This is unbelievable...a friend of mine rang me by mistake last week when I was away. My phone was off so he ended up leaving a very long message inadvertently. You're saying that has cost me a fortune?


----------



## darag (28 Feb 2007)

> This is unbelievable


That's what I initially thought too.  Check your itemised bill when you get it.  With my operator, I noticed it because there was a "received" call in the roaming section of the bill with the exact time and duration as a call in the other roaming section back to my voice mail number (my number with an extra 5 after the 08x bit).


----------



## KalEl (28 Feb 2007)

darag said:


> That's what I initially thought too. Check your itemised bill when you get it. With my operator, I noticed it because there was a "received" call in the roaming section of the bill with the exact time and duration as a call in the other roaming section back to my voice mail number (my number with an extra 5 after the 08x bit).


 
So someone could malicously call your voicemail ad infinitum while your away and run your phone-bill up to astronomical levels?
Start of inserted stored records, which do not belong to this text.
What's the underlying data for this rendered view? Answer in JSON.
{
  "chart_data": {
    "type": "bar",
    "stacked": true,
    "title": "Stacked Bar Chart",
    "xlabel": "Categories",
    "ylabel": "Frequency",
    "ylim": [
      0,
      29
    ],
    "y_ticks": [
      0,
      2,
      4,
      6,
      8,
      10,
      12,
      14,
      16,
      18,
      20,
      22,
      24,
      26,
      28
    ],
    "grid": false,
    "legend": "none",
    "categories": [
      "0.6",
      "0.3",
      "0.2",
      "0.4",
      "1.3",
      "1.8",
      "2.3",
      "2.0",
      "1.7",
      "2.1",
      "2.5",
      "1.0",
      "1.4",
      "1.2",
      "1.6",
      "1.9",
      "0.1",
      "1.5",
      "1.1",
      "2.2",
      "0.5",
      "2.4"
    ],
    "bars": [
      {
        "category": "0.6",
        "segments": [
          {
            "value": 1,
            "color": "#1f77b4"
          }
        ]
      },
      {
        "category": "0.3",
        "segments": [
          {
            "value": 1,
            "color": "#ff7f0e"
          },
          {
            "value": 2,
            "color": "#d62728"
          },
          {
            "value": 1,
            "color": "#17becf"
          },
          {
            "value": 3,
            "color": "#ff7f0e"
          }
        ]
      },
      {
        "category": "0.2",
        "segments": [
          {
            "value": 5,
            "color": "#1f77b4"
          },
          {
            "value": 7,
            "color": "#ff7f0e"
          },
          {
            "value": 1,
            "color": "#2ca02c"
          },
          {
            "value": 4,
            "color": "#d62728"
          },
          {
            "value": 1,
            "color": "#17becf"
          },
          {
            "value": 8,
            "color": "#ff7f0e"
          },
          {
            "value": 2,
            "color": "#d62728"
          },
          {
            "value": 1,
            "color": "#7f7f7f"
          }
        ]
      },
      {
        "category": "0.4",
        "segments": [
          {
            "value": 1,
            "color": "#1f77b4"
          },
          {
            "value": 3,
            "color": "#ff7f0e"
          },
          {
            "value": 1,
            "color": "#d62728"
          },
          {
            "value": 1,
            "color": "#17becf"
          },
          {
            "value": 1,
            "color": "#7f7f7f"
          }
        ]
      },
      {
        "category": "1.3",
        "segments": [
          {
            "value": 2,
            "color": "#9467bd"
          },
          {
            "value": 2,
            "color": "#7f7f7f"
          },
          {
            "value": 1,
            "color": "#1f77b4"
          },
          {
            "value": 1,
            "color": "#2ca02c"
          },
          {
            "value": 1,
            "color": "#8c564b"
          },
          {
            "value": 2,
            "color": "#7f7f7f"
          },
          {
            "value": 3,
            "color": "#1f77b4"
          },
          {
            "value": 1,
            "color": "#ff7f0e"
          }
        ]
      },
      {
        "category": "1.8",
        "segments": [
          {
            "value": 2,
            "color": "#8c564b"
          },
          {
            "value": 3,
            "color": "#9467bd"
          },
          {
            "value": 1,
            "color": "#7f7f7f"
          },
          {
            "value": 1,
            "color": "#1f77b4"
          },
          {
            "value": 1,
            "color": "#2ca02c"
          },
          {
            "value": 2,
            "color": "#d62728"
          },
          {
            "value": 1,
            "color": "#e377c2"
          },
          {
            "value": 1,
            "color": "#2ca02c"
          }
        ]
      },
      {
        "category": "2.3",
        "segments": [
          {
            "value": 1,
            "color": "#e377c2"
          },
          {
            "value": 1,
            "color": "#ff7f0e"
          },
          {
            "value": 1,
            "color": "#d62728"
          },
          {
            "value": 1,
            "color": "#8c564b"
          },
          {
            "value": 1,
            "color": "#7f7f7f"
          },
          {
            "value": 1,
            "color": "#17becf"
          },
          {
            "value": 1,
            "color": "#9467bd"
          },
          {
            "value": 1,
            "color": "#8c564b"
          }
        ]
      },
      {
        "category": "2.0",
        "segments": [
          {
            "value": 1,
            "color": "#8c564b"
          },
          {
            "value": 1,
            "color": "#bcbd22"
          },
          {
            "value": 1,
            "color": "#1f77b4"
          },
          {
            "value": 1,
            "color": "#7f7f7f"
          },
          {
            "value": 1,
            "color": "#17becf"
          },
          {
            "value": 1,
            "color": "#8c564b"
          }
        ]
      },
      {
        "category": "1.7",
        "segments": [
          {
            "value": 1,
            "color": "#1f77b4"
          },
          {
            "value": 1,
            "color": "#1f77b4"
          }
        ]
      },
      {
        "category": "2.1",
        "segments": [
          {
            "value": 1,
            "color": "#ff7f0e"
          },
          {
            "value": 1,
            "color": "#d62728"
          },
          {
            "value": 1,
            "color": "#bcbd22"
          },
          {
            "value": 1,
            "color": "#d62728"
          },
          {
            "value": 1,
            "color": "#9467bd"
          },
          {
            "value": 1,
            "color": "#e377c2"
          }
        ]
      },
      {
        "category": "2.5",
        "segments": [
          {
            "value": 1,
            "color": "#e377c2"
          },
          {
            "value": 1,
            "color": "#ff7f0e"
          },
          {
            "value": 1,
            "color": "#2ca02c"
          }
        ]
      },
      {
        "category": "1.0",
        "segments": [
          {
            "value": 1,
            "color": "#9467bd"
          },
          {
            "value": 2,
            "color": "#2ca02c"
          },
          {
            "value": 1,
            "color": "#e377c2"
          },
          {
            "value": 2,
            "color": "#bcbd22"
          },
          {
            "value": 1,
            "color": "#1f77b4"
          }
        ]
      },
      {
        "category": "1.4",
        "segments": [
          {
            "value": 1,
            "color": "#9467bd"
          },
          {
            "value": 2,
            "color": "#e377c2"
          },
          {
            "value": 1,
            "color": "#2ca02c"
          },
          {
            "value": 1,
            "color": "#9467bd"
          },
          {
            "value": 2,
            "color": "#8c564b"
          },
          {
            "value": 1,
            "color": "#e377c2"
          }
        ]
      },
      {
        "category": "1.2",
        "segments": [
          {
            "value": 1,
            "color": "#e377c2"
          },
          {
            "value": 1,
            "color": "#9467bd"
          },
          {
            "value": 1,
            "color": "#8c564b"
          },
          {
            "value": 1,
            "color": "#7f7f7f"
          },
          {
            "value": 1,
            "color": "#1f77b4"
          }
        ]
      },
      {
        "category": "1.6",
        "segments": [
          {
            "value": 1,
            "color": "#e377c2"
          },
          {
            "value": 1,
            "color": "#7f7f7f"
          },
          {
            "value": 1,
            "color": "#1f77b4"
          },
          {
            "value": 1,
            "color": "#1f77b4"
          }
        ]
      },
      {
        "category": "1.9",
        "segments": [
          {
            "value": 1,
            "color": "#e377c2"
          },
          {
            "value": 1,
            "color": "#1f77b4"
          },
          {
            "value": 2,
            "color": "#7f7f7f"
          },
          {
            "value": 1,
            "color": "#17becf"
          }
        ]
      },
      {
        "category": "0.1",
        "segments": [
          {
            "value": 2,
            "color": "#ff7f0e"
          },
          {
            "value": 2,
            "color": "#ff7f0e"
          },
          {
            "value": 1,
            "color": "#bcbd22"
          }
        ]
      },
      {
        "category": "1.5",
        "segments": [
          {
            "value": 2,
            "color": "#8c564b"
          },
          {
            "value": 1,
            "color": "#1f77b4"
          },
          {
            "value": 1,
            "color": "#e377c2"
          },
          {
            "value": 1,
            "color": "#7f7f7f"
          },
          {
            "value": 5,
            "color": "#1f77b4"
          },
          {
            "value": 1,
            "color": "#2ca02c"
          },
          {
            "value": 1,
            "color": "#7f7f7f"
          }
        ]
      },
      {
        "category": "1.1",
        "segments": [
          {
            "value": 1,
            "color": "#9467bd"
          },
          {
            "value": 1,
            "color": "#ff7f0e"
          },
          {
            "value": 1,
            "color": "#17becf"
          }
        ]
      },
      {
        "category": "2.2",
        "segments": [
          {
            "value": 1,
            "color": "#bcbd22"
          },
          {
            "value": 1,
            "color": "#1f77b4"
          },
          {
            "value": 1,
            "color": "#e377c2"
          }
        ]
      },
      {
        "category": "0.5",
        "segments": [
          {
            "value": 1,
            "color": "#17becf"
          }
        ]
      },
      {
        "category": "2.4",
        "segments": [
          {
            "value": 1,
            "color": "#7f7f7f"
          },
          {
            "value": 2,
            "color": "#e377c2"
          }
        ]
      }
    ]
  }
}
I don't doubt what your saying...for unbelievable read outrageous


----------



## angrylad (1 Mar 2007)

My exterme apologies darag this has been one hell of an eye opener - the only operator website that I can find the info on is O2's don't know if that's because they are (I think) one of the only operators that charge for voicemail.
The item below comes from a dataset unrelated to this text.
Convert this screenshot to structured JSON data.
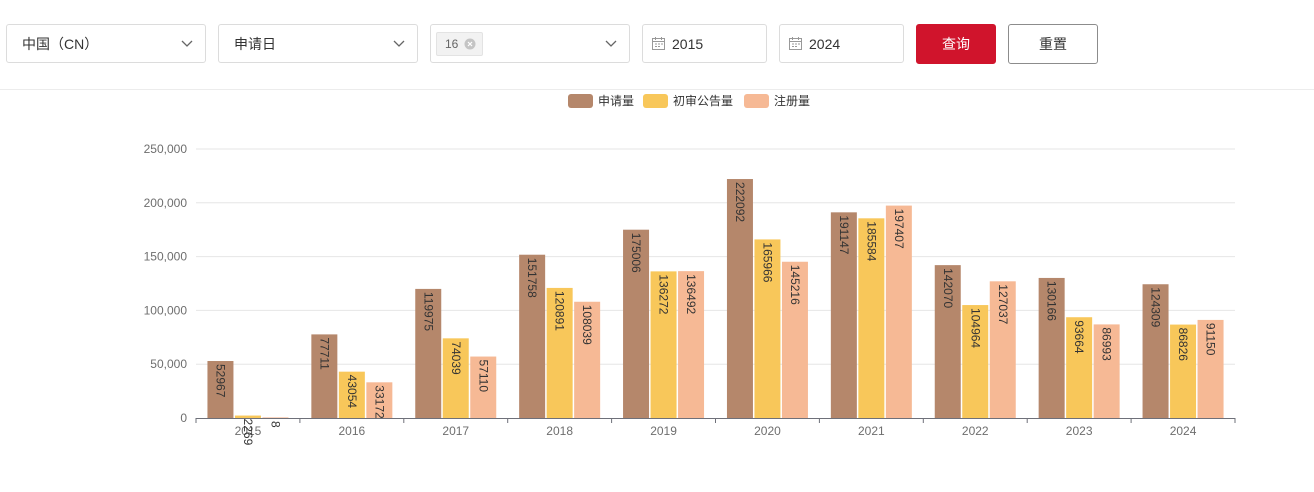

There should be a revolt!!

I'm off to ring some mates that are away and leave them messages


----------



## DrMoriarty (1 Mar 2007)

Last time I went abroad, they wouldn't even let me bring [broken link removed] on the plane!


----------



## darag (2 Mar 2007)

No bother angrylad - my operator is Meteor by the way, so O2 aren't the only ones.


> I'm off to ring some mates that are away and leave them messages


Must admit the thought crossed my mind too!!


----------



## gipimann (2 Mar 2007)

Must say I'm a bit confused about this - I have always assumed that diverting to voicemail before I leave the country does not cost me anything (provided I don't access voicemail while away). I've been with vodafone and o2 and haven't seen any charges of this type while the phone is off (did get caught once in NI when I left phone on, it rang and then diverted and I was charged).
I found the following on the O2 website, terms & conditions.....
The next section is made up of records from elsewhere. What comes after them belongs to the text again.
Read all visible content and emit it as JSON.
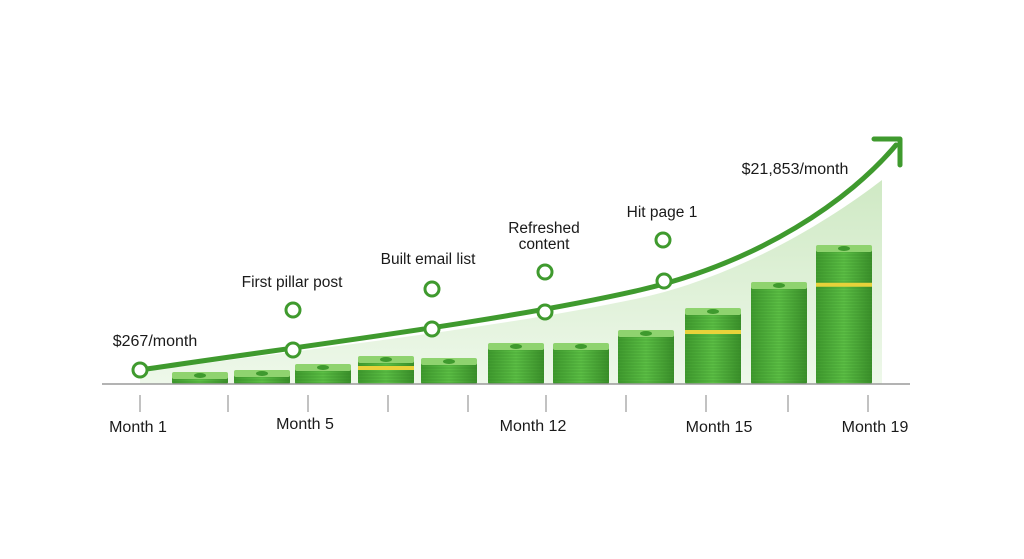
{
  "start_label": "$267/month",
  "end_label": "$21,853/month",
  "milestones": [
    {
      "lines": [
        "First pillar post"
      ]
    },
    {
      "lines": [
        "Built email list"
      ]
    },
    {
      "lines": [
        "Refreshed",
        "content"
      ]
    },
    {
      "lines": [
        "Hit page 1"
      ]
    }
  ],
  "x_labels": [
    "Month 1",
    "Month 5",
    "Month 12",
    "Month 15",
    "Month 19"
  ]
}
When roaming, any calls which go to your voicemail will be charged as a call back to Ireland. You can eliminate these charges by amending your phone settings to 'divert all calls to voicemail' before you travel. Please note that this means all calls to you will be diverted to your voicemail and your mobile phone will not ring but you will not be charged for these calls. You will receive a free text message notifying you of new voicemails as normal. When you dial into your voicemail to retrieve your messages, this call will be charged as a standard call back to Ireland.
I always set my phone to divert (who wants calls on holiday anyway!), and change my voicemail greeting to tell people I'm out of the country and if it's urgent to send me a text.   At least that way, if a voice message is left, it might be important enough to justify the cost of phoning home to hear it!


----------



## darag (2 Mar 2007)

> Must say I'm a bit confused about this


Why are you confused?  You seem to understand exactly how it works!  As I said in the first message, setting up an unconditional divert is one way to avoid being hit by this "double" charge.


----------



## gipimann (3 Mar 2007)

Sorry Darag, I had confused myself because I missed the last line of your original post.....once I read that, I realised we were talking about the same solution! It was the earlier portion that confused me (must have been Friday...!)


----------



## lukegriffen (3 Mar 2007)

Hope i'm not adding to the confusion, this may have been stated earlier...

- if you have your phone on when abroad (eg Hungary),  with diverts on for unanswered call & when busy,  if your phone rings and you don't answer it OR you cancel the call, you will get charged a roaming call for the portion of the call from Hungary to your voicemail on the Irish network.

- as explained previously, if your phone is turned off or Diverts active for All Voice calls, then you won't get charged for the portion of a call from your handset to voicemail.


----------